A thousand flatterers sit within thy crown,
Whose compass is no bigger than thy head,
And yet, encagèd in so small a verge,
The waste is no whit lesser than thy land. (2.1.92-103)
Richard’s still playing a game, with flippancy and not a little cruelty: you’re the one who’s dying; I (by contrast) am in health, I breathe and see thee ill. But Gaunt’s off again, or about to be, the triple rhyme on ill apparentlygiving him the final impetus for another furious, vivid, needling castigation of his nephew. He that made me—God—knows I see thee ill, sick, and not just because I’m sick myself; I’m not seeing you ill in the sense of inaccurately, wrongly, but also because you are doing ill, acting wrongly. This is Gaunt as prophet, discerning truth—Richard is in trouble, doing the wrong things—and telling it as he sees it. Your deathbed is your land, your kingdom, and you are deathly sick in your reputation; you’re squandering your good name and status. And you don’t seem to care: you’re a careless patient, above all in relying so much upon, spending so much time with, the wrong people. You’ve given your anointed body, your sacred, kingly person (and the emphasis on the king as anointed, physically transformed by his coronation ceremonies, will come back many times) to the cure of those physicians that first wounded thee, your favourites and flatterers, your yes men and (in some productions) partying companions or even lovers. They’re absolutely part of the problem, and you’re looking to them for help and advice; they’re not curing you, but rather making you sicker and sicker.

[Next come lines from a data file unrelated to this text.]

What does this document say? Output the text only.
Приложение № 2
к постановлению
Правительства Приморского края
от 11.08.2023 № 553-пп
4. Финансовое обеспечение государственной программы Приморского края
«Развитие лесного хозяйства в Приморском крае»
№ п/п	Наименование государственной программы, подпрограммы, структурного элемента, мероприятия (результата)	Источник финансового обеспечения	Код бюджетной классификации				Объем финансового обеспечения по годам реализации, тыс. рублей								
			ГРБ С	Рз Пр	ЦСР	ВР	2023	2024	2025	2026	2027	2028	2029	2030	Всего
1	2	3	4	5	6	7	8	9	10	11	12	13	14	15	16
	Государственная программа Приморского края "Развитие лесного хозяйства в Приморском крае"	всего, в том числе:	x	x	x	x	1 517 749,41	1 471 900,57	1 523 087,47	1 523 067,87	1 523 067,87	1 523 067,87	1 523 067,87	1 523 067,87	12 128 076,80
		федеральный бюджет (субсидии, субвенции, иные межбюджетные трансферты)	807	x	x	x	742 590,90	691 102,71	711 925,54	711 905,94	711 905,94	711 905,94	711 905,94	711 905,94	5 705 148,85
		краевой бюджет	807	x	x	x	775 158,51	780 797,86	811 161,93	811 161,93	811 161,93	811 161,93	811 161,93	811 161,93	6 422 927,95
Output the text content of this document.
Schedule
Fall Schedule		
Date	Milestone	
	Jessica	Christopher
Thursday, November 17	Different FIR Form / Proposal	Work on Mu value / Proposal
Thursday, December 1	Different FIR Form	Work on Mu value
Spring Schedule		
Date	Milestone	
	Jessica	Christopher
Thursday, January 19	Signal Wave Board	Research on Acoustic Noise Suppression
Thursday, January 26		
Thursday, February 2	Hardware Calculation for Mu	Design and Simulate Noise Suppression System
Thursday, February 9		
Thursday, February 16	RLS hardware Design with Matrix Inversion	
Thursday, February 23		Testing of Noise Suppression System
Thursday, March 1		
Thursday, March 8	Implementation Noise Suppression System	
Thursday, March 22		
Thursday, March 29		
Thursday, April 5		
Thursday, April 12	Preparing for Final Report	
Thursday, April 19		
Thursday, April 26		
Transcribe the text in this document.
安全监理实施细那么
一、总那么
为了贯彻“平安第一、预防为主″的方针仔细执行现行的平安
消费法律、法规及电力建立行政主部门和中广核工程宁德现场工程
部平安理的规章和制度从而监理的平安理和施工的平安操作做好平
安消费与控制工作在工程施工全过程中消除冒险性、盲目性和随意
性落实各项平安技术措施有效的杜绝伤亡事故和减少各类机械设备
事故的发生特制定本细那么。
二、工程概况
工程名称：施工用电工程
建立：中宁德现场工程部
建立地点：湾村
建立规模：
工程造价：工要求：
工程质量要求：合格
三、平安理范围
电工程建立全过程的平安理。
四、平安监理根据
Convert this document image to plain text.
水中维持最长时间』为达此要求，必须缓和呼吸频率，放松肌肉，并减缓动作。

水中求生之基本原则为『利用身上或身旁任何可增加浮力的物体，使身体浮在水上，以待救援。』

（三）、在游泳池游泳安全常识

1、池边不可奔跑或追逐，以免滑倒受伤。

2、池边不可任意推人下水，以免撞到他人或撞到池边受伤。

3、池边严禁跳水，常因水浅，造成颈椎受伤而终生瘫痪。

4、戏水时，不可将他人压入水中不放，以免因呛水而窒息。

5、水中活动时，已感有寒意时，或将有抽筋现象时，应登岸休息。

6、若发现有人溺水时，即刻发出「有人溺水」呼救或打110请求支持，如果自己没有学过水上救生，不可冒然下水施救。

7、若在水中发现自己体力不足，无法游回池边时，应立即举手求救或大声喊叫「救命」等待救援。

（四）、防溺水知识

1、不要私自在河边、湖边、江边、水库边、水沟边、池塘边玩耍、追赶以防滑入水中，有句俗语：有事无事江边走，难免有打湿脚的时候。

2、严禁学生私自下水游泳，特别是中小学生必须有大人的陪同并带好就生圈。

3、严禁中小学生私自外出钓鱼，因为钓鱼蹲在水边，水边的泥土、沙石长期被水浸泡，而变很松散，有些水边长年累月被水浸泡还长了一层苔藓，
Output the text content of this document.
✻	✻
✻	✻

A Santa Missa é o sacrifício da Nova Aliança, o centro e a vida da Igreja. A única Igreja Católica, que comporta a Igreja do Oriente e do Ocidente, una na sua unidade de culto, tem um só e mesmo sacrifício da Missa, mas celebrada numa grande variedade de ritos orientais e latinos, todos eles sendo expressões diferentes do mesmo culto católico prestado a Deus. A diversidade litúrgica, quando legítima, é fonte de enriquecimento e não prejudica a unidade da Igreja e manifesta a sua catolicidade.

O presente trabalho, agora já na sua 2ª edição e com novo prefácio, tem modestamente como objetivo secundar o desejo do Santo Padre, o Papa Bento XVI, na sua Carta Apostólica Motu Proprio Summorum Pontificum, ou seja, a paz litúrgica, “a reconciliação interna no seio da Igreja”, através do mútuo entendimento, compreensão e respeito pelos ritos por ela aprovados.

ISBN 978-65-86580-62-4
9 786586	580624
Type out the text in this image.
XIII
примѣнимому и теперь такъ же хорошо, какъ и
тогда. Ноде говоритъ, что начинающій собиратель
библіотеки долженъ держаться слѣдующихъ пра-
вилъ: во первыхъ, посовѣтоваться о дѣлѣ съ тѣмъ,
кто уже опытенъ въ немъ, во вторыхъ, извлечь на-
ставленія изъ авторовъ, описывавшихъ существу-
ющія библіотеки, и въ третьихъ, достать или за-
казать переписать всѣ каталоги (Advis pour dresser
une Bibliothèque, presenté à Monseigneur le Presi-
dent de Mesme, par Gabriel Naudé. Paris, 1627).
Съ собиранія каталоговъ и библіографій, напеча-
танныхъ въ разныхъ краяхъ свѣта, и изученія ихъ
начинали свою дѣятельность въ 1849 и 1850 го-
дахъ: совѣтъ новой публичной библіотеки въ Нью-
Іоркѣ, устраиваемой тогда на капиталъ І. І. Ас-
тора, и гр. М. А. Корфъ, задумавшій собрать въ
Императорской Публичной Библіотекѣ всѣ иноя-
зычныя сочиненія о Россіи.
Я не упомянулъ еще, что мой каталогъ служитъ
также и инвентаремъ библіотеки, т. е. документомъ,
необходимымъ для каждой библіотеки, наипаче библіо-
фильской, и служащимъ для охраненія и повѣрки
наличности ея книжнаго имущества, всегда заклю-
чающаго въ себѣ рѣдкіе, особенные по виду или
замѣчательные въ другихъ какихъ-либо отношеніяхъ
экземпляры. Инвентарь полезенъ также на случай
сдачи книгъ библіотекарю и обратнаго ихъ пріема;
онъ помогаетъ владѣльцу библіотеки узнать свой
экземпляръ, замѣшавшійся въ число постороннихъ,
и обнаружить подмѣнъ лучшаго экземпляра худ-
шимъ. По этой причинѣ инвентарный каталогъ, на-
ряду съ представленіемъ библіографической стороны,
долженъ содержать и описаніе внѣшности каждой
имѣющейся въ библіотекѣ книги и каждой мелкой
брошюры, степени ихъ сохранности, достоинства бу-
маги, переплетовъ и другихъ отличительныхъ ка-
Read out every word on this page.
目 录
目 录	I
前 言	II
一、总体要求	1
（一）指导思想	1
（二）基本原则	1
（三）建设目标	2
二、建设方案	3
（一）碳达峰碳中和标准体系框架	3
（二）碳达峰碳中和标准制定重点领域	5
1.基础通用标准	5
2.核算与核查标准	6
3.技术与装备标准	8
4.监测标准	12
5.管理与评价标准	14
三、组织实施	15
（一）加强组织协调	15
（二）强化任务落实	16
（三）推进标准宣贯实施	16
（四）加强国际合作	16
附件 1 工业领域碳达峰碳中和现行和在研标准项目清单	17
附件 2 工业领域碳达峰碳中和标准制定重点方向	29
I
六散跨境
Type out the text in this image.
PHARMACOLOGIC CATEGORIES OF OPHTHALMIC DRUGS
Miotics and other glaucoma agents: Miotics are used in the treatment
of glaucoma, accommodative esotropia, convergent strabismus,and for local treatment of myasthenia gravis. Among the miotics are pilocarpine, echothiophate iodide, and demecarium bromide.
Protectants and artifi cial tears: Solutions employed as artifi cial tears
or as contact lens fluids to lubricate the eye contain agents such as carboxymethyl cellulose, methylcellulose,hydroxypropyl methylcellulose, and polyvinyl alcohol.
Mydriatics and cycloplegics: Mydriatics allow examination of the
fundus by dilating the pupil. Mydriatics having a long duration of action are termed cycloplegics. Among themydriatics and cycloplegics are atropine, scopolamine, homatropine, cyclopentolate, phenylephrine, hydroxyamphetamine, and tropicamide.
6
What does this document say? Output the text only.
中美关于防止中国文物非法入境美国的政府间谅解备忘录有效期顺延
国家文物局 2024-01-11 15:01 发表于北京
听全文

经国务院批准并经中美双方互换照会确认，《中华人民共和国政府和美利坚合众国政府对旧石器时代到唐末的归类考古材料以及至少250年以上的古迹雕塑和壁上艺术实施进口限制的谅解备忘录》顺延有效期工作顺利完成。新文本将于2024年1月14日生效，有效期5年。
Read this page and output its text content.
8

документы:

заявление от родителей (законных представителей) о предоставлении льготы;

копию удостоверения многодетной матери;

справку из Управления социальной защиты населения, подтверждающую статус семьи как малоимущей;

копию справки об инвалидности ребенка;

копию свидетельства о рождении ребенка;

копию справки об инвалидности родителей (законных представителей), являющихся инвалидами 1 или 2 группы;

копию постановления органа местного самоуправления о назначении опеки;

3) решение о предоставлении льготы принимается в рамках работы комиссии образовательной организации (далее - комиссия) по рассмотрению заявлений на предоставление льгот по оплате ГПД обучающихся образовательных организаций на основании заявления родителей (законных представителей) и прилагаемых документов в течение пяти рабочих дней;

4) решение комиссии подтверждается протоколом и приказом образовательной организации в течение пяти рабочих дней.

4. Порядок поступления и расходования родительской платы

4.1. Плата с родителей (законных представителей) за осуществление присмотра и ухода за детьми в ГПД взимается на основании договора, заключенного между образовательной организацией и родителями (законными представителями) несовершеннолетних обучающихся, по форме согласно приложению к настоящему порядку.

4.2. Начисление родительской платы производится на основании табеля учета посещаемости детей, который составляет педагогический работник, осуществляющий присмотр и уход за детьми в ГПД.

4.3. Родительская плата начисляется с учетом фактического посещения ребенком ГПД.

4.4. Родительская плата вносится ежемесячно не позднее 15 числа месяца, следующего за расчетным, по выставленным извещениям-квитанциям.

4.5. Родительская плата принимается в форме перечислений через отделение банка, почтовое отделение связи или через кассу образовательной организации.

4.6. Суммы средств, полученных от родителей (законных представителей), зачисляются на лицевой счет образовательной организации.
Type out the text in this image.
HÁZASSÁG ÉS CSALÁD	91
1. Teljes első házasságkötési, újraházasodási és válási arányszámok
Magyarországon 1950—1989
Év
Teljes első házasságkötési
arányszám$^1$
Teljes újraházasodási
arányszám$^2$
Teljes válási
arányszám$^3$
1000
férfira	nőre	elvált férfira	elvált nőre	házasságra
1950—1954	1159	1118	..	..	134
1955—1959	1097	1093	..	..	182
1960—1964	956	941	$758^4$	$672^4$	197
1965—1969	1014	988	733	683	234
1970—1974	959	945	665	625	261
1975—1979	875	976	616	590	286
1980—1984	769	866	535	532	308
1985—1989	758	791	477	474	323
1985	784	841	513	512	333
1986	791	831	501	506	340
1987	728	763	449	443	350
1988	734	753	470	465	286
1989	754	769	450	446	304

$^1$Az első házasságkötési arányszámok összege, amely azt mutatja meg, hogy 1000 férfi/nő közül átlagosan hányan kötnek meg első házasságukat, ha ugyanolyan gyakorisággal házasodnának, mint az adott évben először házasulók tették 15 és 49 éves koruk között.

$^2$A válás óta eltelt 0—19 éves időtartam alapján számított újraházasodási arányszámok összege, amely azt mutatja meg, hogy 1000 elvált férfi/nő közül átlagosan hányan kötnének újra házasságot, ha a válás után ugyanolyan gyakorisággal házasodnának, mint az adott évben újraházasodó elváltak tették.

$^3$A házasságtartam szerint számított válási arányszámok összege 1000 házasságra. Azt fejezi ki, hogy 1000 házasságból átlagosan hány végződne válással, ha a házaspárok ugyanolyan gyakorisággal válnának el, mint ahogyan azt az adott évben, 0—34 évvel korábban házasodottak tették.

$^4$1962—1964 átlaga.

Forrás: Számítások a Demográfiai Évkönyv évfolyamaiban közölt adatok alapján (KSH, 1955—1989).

This extended medical conceit, and especially the condemnation of Richard’s inner circle as physicians, perhaps makes a little more sense (or at least comes into sharper focus) if one remembers that blood-letting was an important part of medieval and early modern medical practice. So physicians could indeed wound, let blood, but as Gaunt evokes it here it’s not curative, but harmful; ideas of the body politic as wounded and bleeding, and of the land as wounded and bleeding, will come back later in the play. Physicians could be called leeches, like the real leeches that they sometimes used, and there’s perhaps even the suggestion that Richard’s favourites are like leeches, sucking his blood. (They will later be described as caterpillars.)
And then one of the play’s most characteristic and mobile conceits: the crown, as encircling, as hollow. Your crown, your head is full of flatterers, thousands of them—even though the crown seems no bigger than your head, because it’s The Crown, bigger than you, because it’s actually your court, your state, your land, it’s all being affected. It seems such a small thing, like your brow, encagèd in so small a verge, taking up so little space—but it’s laying waste your entire land, destroying it, and also wasting it, in extravagance and carelessness. There’s the same play here as in Gaunt’s earlier speech between the abstract and the concrete, big things and little things (isle as jewel), but—assuming that Richard’s wearing a crown (he often does)—he’s got a visual referent to play off in the scene, and the audience too can start to think about a/the crown, what it is, and what it might mean.